Pornography is an experience rather than an object (certain representations or toys) and that’s why it can’t be pinned down.  What is a turn-on to one person is a shrug to another.  Likewise, its creation can be hot or cold.  To a Victorian a well-turned piano leg may be erotic, let alone a human foot, properly shod.  Pornography may be written in a state of feverish tumescence or not, but the response is always in the brain of the beholder.  The skill of the pornographer (those that ARE skilled) is understanding what the particular trigger is and how to switch it on.

The overbearing relationship of capitalism to sexuality is everywhere in all aspects from the arts of cosmetic enhancement, to the shaping of desire, to the ownership of people used in sexual ways against their will, to the surgical businesses of gender conversion or virginity restoration -- and then, flipping all that over, the well-being of families. 
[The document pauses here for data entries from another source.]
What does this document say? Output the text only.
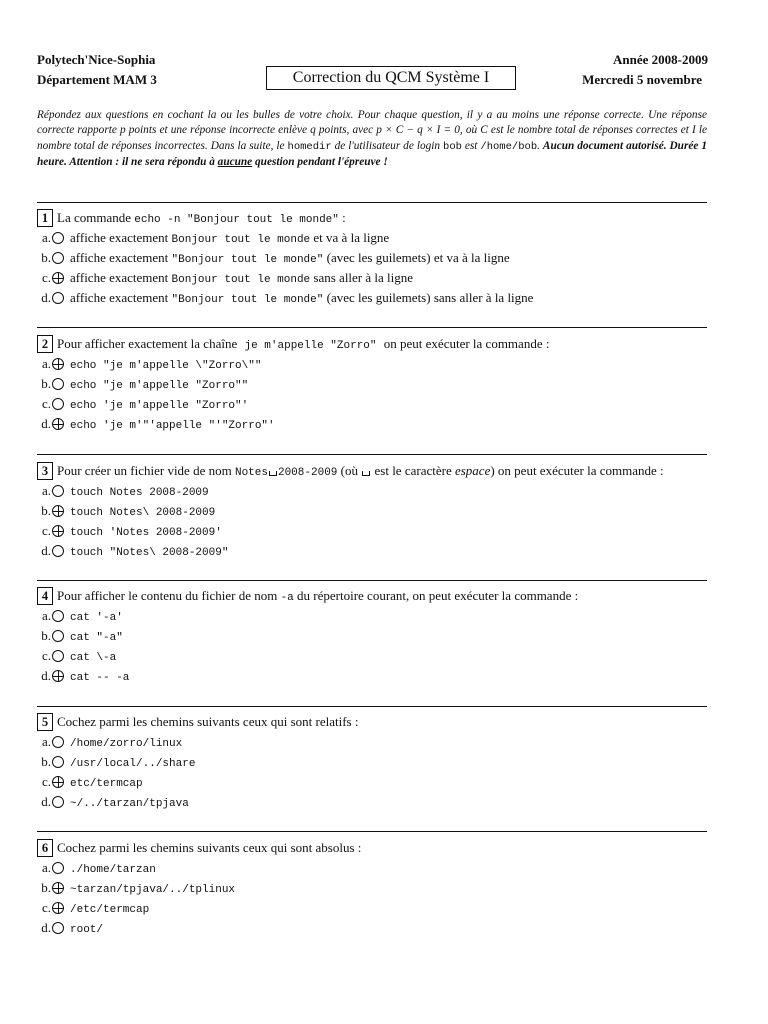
Polytech'Nice-Sophia
Département MAM 3
Année 2008-2009
Mercredi 5 novembre
Correction du QCM Système I
Répondez aux questions en cochant la ou les bulles de votre choix. Pour chaque question, il y a au moins une réponse correcte. Une réponse correcte rapporte p points et une réponse incorrecte enlève q points, avec p × C − q × I = 0, où C est le nombre total de réponses correctes et I le nombre total de réponses incorrectes. Dans la suite, le homedir de l'utilisateur de login bob est /home/bob. Aucun document autorisé. Durée 1 heure. Attention : il ne sera répondu à aucune question pendant l'épreuve !
1 La commande echo -n "Bonjour tout le monde" :
a. affiche exactement Bonjour tout le monde et va à la ligne
b. affiche exactement "Bonjour tout le monde" (avec les guilemets) et va à la ligne
c. affiche exactement Bonjour tout le monde sans aller à la ligne
d. affiche exactement "Bonjour tout le monde" (avec les guilemets) sans aller à la ligne
2 Pour afficher exactement la chaîne je m'appelle "Zorro" on peut exécuter la commande :
a. echo "je m'appelle \"Zorro\""
b. echo "je m'appelle "Zorro""
c. echo 'je m'appelle "Zorro"'
d. echo 'je m'"'appelle "'"Zorro"'
3 Pour créer un fichier vide de nom Notes 2008-2009 (où  est le caractère espace) on peut exécuter la commande :
a. touch Notes 2008-2009
b. touch Notes\ 2008-2009
c. touch 'Notes 2008-2009'
d. touch "Notes\ 2008-2009"
4 Pour afficher le contenu du fichier de nom -a du répertoire courant, on peut exécuter la commande :
a. cat '-a'
b. cat "-a"
c. cat \-a
d. cat -- -a
5 Cochez parmi les chemins suivants ceux qui sont relatifs :
a. /home/zorro/linux
b. /usr/local/../share
c. etc/termcap
d. ~/../tarzan/tpjava
6 Cochez parmi les chemins suivants ceux qui sont absolus :
a. ./home/tarzan
b. ~tarzan/tpjava/../tplinux
c. /etc/termcap
d. root/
We must always provide the survival shaping of children’s identities and relationships through their sensoriums, their management of food and sleep, their clothing, the provision of safety or risk, the music they hear, their bedtime stories -- all crucial and we are right to protect it. Survival is not just a matter of employability, but also a matter of sustaining families, however defined.

Disease.  The inability to eliminate AIDS (or any other pervasive disease like TB or Hep C or cancer or other sexually transmitted diseases) may NOT due to any lack of medicine (at least not that alone) but because even with a silver bullet med, there are always social, cultural and psychological structures that prevent access, compliance, or even knowledge that a cure exists.  A killer disease like diabetes is easily prevented by individuals changing their diets, treatable with careful use of meds.  Yet the rate of compliance is about 30%, the rate of testing is low, and stigma is still attached to being fat -- let alone the threat of blindness and amputation -- so diabetes persists.  Public meals are still unadapted, candy dishes are still on desks, even churches that host Weight Watchers meetings also serve pie after services.

What about the deep relationship between war and sex?  It deserves some thought.



 *  phrase from Edwin Friedman [Rabbi and Psychologist--"Generation to Generation" his most quoted book].  He said in counseling, "remain a non-anxious presence who always self-differentiates and stays connected."  Courtesy of Mark Miller.